Las tendencias indianistas e izquierdistas dicen representar a las clases explotadas y a los sectores étnicos marginados secularmente; pretenden introducir una democracia “real” y no meramente “formal”. Pero es muy posible que estos partidos terminen generando en su interior oligarquías altamente privilegiadas, pero justificadas por los ingenuos y mal informados adherentes, proclives a ser manipulados fácilmente por las astutas jefaturas y por los caudillos carismáticos. Las opiniones mayoritarias sobre los recursos naturales y sobre la situación del medio ambiente nos muestran las consecuencias nefastas que se derivan de los siguientes factores combinados: emociones colectivas, prejuicios de vieja data, escasos conocimientos de los sucesos históricos, simplificación de una compleja realidad económica y política e intensos anhelos de progreso material, pero de contenido confuso.
El meollo del problema es profundo. Tiene que ver precisamente con un proceso mundial de democratización acelerada, con anhelos de mejoramiento material que no reconocen limitaciones y con una declinación de las normativas racionales, entre las que se encontraban la austeridad, el fomento de la alta cultura, la mesura en el ejercicio del poder y la planificación de largo aliento.

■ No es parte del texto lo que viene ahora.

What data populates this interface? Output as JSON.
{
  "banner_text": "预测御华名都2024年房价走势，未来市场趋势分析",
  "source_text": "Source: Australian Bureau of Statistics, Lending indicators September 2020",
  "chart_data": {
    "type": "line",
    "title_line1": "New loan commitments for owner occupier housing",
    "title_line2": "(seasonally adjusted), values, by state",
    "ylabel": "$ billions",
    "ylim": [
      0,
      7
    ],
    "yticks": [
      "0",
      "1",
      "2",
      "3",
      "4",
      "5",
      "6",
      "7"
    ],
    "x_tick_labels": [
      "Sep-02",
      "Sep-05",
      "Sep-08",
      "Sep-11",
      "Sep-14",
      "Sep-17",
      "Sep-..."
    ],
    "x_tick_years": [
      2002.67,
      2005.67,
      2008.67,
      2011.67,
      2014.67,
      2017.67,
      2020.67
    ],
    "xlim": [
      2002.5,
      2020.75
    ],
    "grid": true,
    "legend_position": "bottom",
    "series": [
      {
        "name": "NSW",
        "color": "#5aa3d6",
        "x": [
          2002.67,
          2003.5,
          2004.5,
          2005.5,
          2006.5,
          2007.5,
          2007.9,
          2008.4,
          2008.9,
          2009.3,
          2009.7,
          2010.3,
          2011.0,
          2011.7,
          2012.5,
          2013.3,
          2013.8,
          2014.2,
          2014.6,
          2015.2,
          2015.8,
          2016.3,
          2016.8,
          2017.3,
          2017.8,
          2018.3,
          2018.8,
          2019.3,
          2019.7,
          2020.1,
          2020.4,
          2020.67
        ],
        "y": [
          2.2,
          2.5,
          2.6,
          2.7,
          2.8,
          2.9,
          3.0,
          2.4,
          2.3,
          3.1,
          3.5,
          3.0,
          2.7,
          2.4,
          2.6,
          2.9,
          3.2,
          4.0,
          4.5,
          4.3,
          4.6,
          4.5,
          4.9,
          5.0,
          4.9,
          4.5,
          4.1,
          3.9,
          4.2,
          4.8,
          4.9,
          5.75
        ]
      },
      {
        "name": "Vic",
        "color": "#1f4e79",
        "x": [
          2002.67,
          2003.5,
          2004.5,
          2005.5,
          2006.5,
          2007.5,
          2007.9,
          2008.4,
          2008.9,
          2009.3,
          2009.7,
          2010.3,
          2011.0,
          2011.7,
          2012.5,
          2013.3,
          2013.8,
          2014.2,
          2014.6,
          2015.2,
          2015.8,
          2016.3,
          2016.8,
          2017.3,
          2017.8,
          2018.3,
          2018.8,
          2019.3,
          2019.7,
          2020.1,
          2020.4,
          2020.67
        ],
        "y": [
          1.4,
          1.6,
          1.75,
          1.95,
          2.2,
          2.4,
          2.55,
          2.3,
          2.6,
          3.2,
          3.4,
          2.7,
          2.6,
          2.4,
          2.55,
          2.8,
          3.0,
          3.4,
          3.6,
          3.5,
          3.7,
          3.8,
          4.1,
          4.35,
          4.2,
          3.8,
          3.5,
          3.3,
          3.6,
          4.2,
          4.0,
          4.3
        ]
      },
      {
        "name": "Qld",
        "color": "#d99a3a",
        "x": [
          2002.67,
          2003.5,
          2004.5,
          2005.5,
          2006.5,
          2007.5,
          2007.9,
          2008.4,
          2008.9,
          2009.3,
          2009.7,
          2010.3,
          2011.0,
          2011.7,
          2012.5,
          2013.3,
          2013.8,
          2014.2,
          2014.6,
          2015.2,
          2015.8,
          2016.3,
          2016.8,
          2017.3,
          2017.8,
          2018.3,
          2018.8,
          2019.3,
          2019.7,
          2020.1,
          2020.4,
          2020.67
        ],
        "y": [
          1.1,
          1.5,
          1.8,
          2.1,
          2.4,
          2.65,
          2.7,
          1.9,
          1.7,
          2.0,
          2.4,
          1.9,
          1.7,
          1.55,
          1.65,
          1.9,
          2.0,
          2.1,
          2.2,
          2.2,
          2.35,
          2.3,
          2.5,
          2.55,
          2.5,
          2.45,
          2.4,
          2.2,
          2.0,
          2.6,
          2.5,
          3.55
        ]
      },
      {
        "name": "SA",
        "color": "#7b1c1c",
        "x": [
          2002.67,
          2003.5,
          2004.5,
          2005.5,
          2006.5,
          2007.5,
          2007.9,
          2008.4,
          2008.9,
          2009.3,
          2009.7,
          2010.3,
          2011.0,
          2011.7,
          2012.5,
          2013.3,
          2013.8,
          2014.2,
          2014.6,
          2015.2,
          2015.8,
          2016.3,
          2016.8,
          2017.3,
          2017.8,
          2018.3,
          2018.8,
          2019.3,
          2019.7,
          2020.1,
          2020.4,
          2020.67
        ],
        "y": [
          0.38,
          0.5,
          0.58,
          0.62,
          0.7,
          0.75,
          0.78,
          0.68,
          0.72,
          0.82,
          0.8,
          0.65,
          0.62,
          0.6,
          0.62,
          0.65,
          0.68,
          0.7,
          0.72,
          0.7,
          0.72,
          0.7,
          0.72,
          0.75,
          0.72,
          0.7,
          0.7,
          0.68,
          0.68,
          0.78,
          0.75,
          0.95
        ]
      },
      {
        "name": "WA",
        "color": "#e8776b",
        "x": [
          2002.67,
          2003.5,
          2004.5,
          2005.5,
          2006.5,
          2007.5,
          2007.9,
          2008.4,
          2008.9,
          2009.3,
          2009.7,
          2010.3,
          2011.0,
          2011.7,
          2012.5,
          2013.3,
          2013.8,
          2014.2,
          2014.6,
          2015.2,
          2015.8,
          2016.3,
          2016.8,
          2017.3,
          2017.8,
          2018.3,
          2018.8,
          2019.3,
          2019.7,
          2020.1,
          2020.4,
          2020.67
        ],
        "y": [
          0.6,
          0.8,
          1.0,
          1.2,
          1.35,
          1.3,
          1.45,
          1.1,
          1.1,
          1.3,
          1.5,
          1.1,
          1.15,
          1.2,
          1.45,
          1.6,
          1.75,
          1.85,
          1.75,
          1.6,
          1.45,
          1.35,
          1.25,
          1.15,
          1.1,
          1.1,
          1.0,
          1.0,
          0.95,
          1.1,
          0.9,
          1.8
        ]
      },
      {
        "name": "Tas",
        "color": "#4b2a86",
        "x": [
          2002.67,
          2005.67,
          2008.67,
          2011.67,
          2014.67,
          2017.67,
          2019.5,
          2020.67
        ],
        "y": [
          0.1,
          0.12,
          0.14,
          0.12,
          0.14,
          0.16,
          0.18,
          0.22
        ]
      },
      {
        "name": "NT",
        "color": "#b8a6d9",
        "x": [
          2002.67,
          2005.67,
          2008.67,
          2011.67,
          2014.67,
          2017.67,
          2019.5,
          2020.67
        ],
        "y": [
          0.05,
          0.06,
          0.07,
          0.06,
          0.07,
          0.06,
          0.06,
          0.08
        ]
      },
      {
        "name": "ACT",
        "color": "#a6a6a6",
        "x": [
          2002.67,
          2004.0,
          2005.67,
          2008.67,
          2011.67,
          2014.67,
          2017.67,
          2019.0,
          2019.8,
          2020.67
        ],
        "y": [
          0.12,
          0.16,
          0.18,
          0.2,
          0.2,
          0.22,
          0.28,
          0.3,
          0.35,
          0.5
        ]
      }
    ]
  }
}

Los diversos sectores de la clase política boliviana, hija de grupos ambiciosos de los estratos medios, a quienes escrúpulos éticos y conocimientos estéticos les son indiferentes, no poseen las cualidades que son imprescindibles para construir una gran nación. Los líderes insurgentes no son básicamente diferentes. Si proseguimos en Bolivia con las rutinas y las convenciones de siempre, no lograremos superar el marasmo contemporáneo, signado por la apatía de amplios sectores sociales y la picardía de las élites convencionales.